2-2


「やあ」


 生徒会室に入ると、見知らぬ人物が声をかけてくる。


 男にしては長髪というべきなのか、そこらにありふれているようにも感じるマッシュの髪型をしている。茶髪じみている彼の髪色はどこか人工的だ。愛莉とは違う色の変質を遂げていそうだった。


「……どうも?」


「いや、そんなに警戒しないでくれ。僕は常法寺に頼まれただけだからさ」


「常法寺……?」


 聞き覚えのない名前を聞いた後に、よくよく考えればルトがそんな苗字をしていたことを思い出す。いや、ルトという名前自体違うのだけれど。


 


「ほら、君あれだろ。十月に生徒会選挙に出る予定の……」


「……いや、出るつもりは──」


 ──本当に、そう言えるのだろうか。


「まあまあ、常法寺が推薦しているんだから、ほぼ確約みたいなもんだろうし、よろしくね。俺は赤座っていうんだ」


 赤座はそう言って、俺に手を差し出す。


 慣れない仕草だったので、彼が一瞬何をしているのかわからなかったけれど、数瞬ほど考えた後、彼が握手を求めていることに気づいて、俺は手を差し出す。


 差し出した手は彼にがっしりと握られた。久しぶりに感じる男の肌の温もり……、そう考えた自分がだいぶと気持ち悪い。


「それで? 君は高原……翔也くんでいいんだっけ?」


「あ、そうです」


「よかったよかった。今日はやることがあるんだよ」


 赤座はそうして握った手をそのままに引っ張る。


「生徒会室で仕事をするのでは?」


「いや、今日はポスター監視をやる予定なんだ」


 赤座は俺に一枚の紙きれを渡す。


 紙切れを覗いてみると、『参加部活一覧』と題目がついており、各々の部活同盟が縦に並べられている。


「いやあ、たまにさ。部活動申請をしていないのに勝手にポスターを貼る不届きものがいるんだよね。今日のお仕事はそんな不届きものの排除さ」


「……なるほど?」


 俺はそうして参加部活一覧を眺めてみる。


 なぜ確認しているかと言われれば、そこに科学同好会が書かれているかどうかが不安だったから。


 ……書いていない。


 正式な部活動ではないからだろうか。同好会という枠組みにまだあるせいなのだろうか。


 理由はわからない。


 俺は、赤座に引きずられるままに思索を巡らせた。





「掲示板はそれぞれ昇降口前、各学年の職員室前にあるんだけど、その部活一覧を参照しながら、申請していない部活のポスターは取っちゃってよ。僕は昇降口前と三年生の職員室、君は二年生と一年生の職員室前をよろしく」


 彼はそう言って階下の方へと降りて行った。


 俺は、とりあえず二学年の職員室へと向かう。向かうといっても、赤座に手を引かれていたから場所はすぐそこなのだが。
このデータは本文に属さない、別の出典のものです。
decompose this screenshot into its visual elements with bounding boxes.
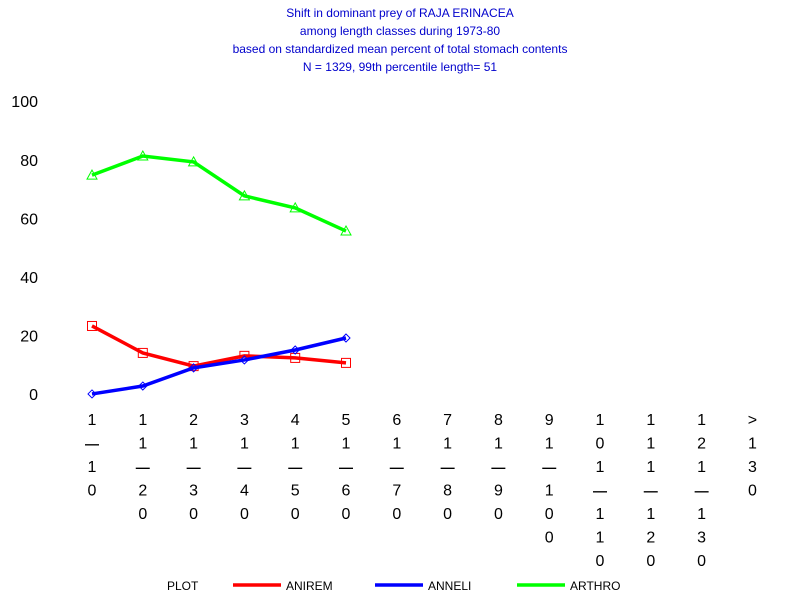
legend-title: PLOT [167, 579, 199, 593]
x-tick-label: 1 1 1—1 2 0 [644, 412, 658, 570]
marker [138, 381, 148, 391]
x-tick-label: 1 2 1—1 3 0 [695, 412, 709, 570]
legend-label: ANIREM [286, 579, 333, 593]
y-tick-label: 60 [20, 211, 38, 228]
x-tick-label: >1 3 0 [748, 412, 757, 500]
y-tick-label: 0 [29, 387, 38, 404]
series-line [91, 324, 347, 368]
marker [341, 357, 351, 368]
x-tick-label: 8 1—9 0 [491, 412, 505, 523]
y-tick-label: 40 [20, 270, 38, 287]
y-tick-label: 100 [11, 94, 38, 111]
marker [290, 345, 300, 355]
marker [137, 347, 148, 358]
x-tick-label: 7 1—8 0 [441, 412, 455, 523]
marker [289, 201, 302, 213]
x-tick-label: 4 1—5 0 [288, 412, 302, 523]
marker [188, 363, 199, 373]
marker [136, 150, 149, 161]
x-tick-label: 6 1—7 0 [390, 412, 404, 523]
legend-label: ANNELI [428, 579, 471, 593]
x-tick-label: 1—1 0 [85, 412, 99, 500]
x-tick-label: 2 1—3 0 [187, 412, 201, 523]
chart-title: N = 1329, 99th percentile length= 51 [303, 60, 497, 74]
marker [187, 155, 200, 167]
x-tick-label: 9 1—1 0 0 [542, 412, 556, 547]
y-tick-label: 80 [20, 153, 38, 170]
marker [340, 225, 352, 236]
series-line [91, 154, 347, 233]
x-tick-label: 5 1—6 0 [339, 412, 353, 523]
marker [238, 189, 251, 201]
legend-label: ARTHRO [570, 579, 620, 593]
x-tick-label: 3 1—4 0 [237, 412, 251, 523]
series-line [91, 336, 347, 396]
y-tick-label: 20 [20, 329, 38, 346]
marker [239, 355, 250, 365]
marker [87, 320, 97, 331]
x-tick-label: 1 1—2 0 [136, 412, 150, 523]
marker [341, 333, 351, 343]
chart-title: based on standardized mean percent of to… [233, 42, 568, 56]
chart-title: Shift in dominant prey of RAJA ERINACEA [286, 6, 513, 20]
marker [87, 389, 97, 399]
marker [86, 169, 98, 180]
x-tick-label: 1 0 1—1 1 0 [593, 412, 607, 570]
chart-title: among length classes during 1973-80 [300, 24, 500, 38]
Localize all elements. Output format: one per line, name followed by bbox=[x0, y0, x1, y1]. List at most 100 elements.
 ポスターは彩をあふれさせた手書きのイラストにあふれている。単純なスポーツ道具を写真にして飾っている部活、動いている図をイラストに起こしている部活、単純な文言が書き連ねられている部活。そのポスターの中に科学同好会のものはなかった。


 ……なら、大丈夫かもしれない。


 俺は手元にある部活一覧を見て、適当なポスターをはがすことにする。


 掲示板の横にある画鋲抜きで、該当しないポスター。ゲーム同好会、パソコン同好会、まばらながらもちゃんと不届きものとされるポスターは相応に存在することに笑いそうになった。


 通りがかる生徒に見られる。他学年だからこそ痛く刺さる視線。俺はそれを無視した。


 今一度、参照してみて、大丈夫であればそのまま三階へと昇っていく。手元に嵩張るポスターの厚みを感じながら、階段を昇った。





 あってしまった。


 あってしまった、科学同好会のポスターが。


 昨日の俺が物理室に行かない間に、彼女は描き上げたのだろうか。彼女の筆跡が目の前にある。


 ほかにも貼られている部活動がある。運動部のもの、文化部のもの。そこに紛れて空いたスペースに置かれている科学同好会のポスター。


『部員募集中』、シンプルにそう書かれた大きい文言の上に、望遠鏡や月、星が描かれている。細部まで見ると、星の位置はオリオン座の形をしている。彼女らしい、と思った。


 ……どうするべきだろう。俺はここで伊万里が作ったであろうポスターを剥がさなければいけない。剝がさなければいけないのだけれど、俺がこれを剥がすのをよしとしない。納得できない自分がいる。


 別に、誤魔化してしまえばいい。そう思うのだけれど、そうするに足りる理由が足りない。そして、もしここで科学同好会のポスターだけを剥がさず、他の不届きもののポスターを剥がさずにいるというのは不道徳だ。


 ルトが俺のそばで嘲笑っている気がする。


 俺が行動するための理由を見出させようとする。道徳観を試そうとしている。正しさを試そうとしている。


「なあ、君はどんな選択肢を取るんだ?」


 そう嘯く、彼の姿が目に浮かんだ。